With election results out, the polarizing voting season of 2018 has come to an end with Democrats achieving minor victories nationally.

Democrats gained 26 seats in the House of Representatives, barely edging into a majority of 220 over a Republican 218. Republicans, however, gained two seats in the Senate.

In our local races, Republicans took both the Florida Senator position, with Rick Scott winning out over Bill Nelson, as well as the Governor position, with Ron DeSantis winning out over Andrew Gillum.

Nationally, this is a slight victory for Democrats. According to The Independent, this new majority in the House of Representatives will “subpoena Donald Trump, relaunch probes into his 2016 presidential campaign, and launch fresh investigations into his administration.”

However, while the Democrats do have a majority in the House of Representatives, the majority in the Senate is still held by Republicans. This, to the dismay of Democrats, will hold them back from blocking many of Trump’s policies.

One of the major victories this year was not experienced by either party: the victory of voter turnout. The New York Times estimates that around 114 million ballots were cast this year, coming close to the 2016 presidential election turnout, with 138 million ballots cast. The numbers were significantly up from midterm elections from 2014, 2010, and 2006, with ballots cast in each being under 100 million.

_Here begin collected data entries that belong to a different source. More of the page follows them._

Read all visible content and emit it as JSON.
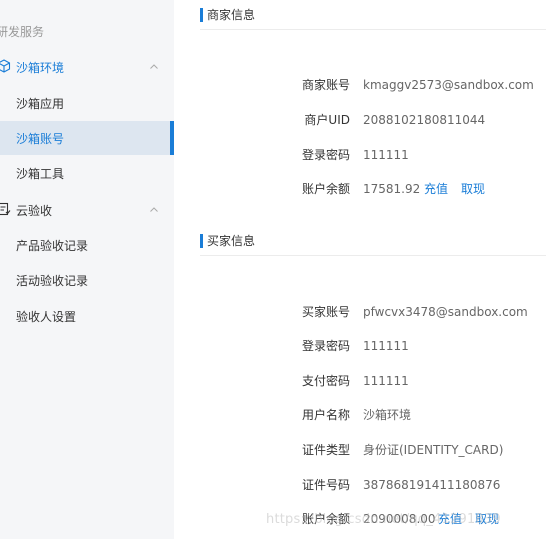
{
  "sidebar": {
    "group_title": "研发服务",
    "sandbox_env": {
      "label": "沙箱环境",
      "items": [
        {
          "label": "沙箱应用"
        },
        {
          "label": "沙箱账号"
        },
        {
          "label": "沙箱工具"
        }
      ]
    },
    "cloud_check": {
      "label": "云验收",
      "items": [
        {
          "label": "产品验收记录"
        },
        {
          "label": "活动验收记录"
        },
        {
          "label": "验收人设置"
        }
      ]
    },
    "active_item": "沙箱账号",
    "accent_color": "#1a7dd7"
  },
  "merchant": {
    "title": "商家信息",
    "account_label": "商家账号",
    "account_value": "kmaggv2573@sandbox.com",
    "uid_label": "商户UID",
    "uid_value": "2088102180811044",
    "password_label": "登录密码",
    "password_value": "111111",
    "balance_label": "账户余额",
    "balance_value": "17581.92",
    "recharge_label": "充值",
    "withdraw_label": "取现"
  },
  "buyer": {
    "title": "买家信息",
    "account_label": "买家账号",
    "account_value": "pfwcvx3478@sandbox.com",
    "password_label": "登录密码",
    "password_value": "111111",
    "pay_password_label": "支付密码",
    "pay_password_value": "111111",
    "username_label": "用户名称",
    "username_value": "沙箱环境",
    "id_type_label": "证件类型",
    "id_type_value": "身份证(IDENTITY_CARD)",
    "id_number_label": "证件号码",
    "id_number_value": "387868191411180876",
    "balance_label": "账户余额",
    "balance_value": "2090008.00",
    "recharge_label": "充值",
    "withdraw_label": "取现"
  },
  "watermark_text": "https://blog.csdn.net/qq_41291839"
}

In a victory for representation, more diverse candidates are being elected across the nation as of this election. For example, in Michigan, Ilhan Omar and Rashida Tlaib became the first Muslim women to be elected to Congress. As well, in New Mexico and Kansas, Deb Haaland and Sharice Davis have become the first Native American women to be elected to Congress. Overall, this year has seen a major increase in diverse representation across the nation.

Generally, while this year did not see any major victories for political parties, more apolitical, victories for the people have been seen across the nation.